Illustration par Lefred-Thouron

C’est la première bonne nouvelle apportée par la justice dans le dossier du 7 mars 2020 à Lyon. Frédéric Leschiera va être entendu lundi 11 avril par un juge d’instruction, en tant que victime. Une information judiciaire a été ouverte contre un policier identifié, pour violences par personne dépositaire de l’autorité publique. Fait plutôt rare, c’est le procureur lui-même qui a décidé l’ouverture de cette procédure. A Lyon, le dernier cas connu où le parquet a pris une telle décision remonte à près de deux ans. En juin 2020, il avait ouvert une information judiciaire pour le tir de lacrymo ayant blessé un manifestant à la tête. Il faut dire qu’à l’époque, la pression politique sur le sujet était maximale, avec des manifs énormes dans le monde entier contre le racisme d’État et les violences policières. Cette seconde et récente décision du parquet constitue donc une petite victoire. Depuis le départ de Monsieur classement sans suite (l’ancien procureur adjoint Bernard Reynaud), les lignes bougent peut-être enfin un peu ?

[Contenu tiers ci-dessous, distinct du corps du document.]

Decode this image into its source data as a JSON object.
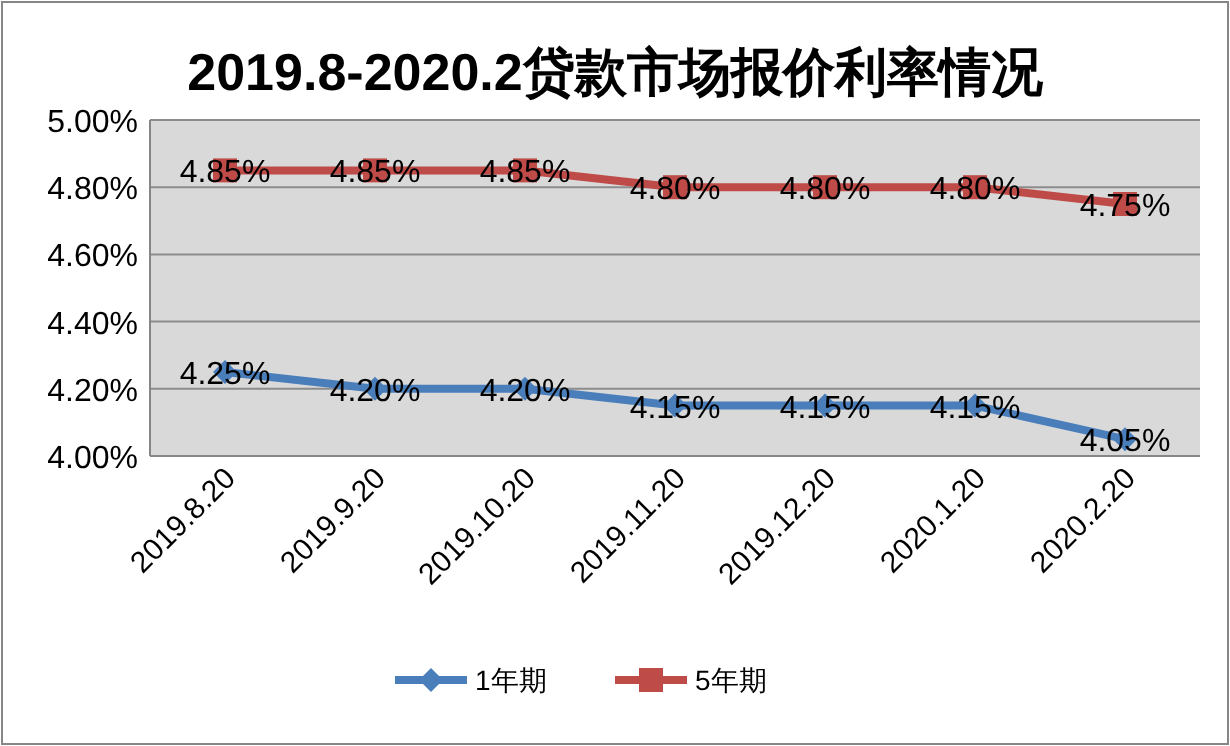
{
  "chart_data": {
    "type": "line",
    "title": "2019.8-2020.2贷款市场报价利率情况",
    "categories": [
      "2019.8.20",
      "2019.9.20",
      "2019.10.20",
      "2019.11.20",
      "2019.12.20",
      "2020.1.20",
      "2020.2.20"
    ],
    "series": [
      {
        "name": "1年期",
        "color": "#4a7ebb",
        "marker": "diamond",
        "values": [
          4.25,
          4.2,
          4.2,
          4.15,
          4.15,
          4.15,
          4.05
        ],
        "value_labels": [
          "4.25%",
          "4.20%",
          "4.20%",
          "4.15%",
          "4.15%",
          "4.15%",
          "4.05%"
        ]
      },
      {
        "name": "5年期",
        "color": "#be4b48",
        "marker": "square",
        "values": [
          4.85,
          4.85,
          4.85,
          4.8,
          4.8,
          4.8,
          4.75
        ],
        "value_labels": [
          "4.85%",
          "4.85%",
          "4.85%",
          "4.80%",
          "4.80%",
          "4.80%",
          "4.75%"
        ]
      }
    ],
    "ylim": [
      4.0,
      5.0
    ],
    "yticks": [
      {
        "value": 4.0,
        "label": "4.00%"
      },
      {
        "value": 4.2,
        "label": "4.20%"
      },
      {
        "value": 4.4,
        "label": "4.40%"
      },
      {
        "value": 4.6,
        "label": "4.60%"
      },
      {
        "value": 4.8,
        "label": "4.80%"
      },
      {
        "value": 5.0,
        "label": "5.00%"
      }
    ],
    "grid": "y",
    "legend": "bottom",
    "line_style": "solid"
  }
}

La « compagnie départementale d’intervention » en cause

C’est Flagrant déni (à l’époque sous le nom de Comité contre les violences policières), qui avait signalé au procureur les violences subies par Frédéric, militant au syndicat Sud-Solidaires. Sur des dizaines de blessé·es par la police ce jour-là, 6 enquêtes avaient été ouvertes. Les 5 autres ont pour l’instant été classées ou sont en attente de réponse. Frédéric avait été entendu par l’IGPN en juillet 2020. Depuis, malgré les relances de son avocat, il n’avait reçu aucune nouvelle… pendant près de deux ans. Le 7 mars 2020, plusieurs policiers de la compagnie départementale d’intervention (CDI) du Rhône avaient cogné Frédéric à coups de matraque et de pied, y compris sur la tête et quand il était au sol. La scène avait été filmée. La CDI est en quelque sorte une sous-BAC, moins connue mais aux missions assez proches. Ses membres, contrairement aux « baqueux », interviennent en uniforme, et sont d’ailleurs souvent confondus avec les CRS*. La CDI de Lyon est sous les ordres de deux commandants et appartient, comme la BAC, au « service d’ordre public » de la police. Une unité dont, notamment pour le 7 mars 2020, on n’a pas fini d’entendre parler…


* Précision pratique : en maintien de l’ordre, les CRS portent un casque à liseré jaune, les CDI (également appelées CI pour « compagnies d’intervention » dans certains départements), un casque à liseré bleu.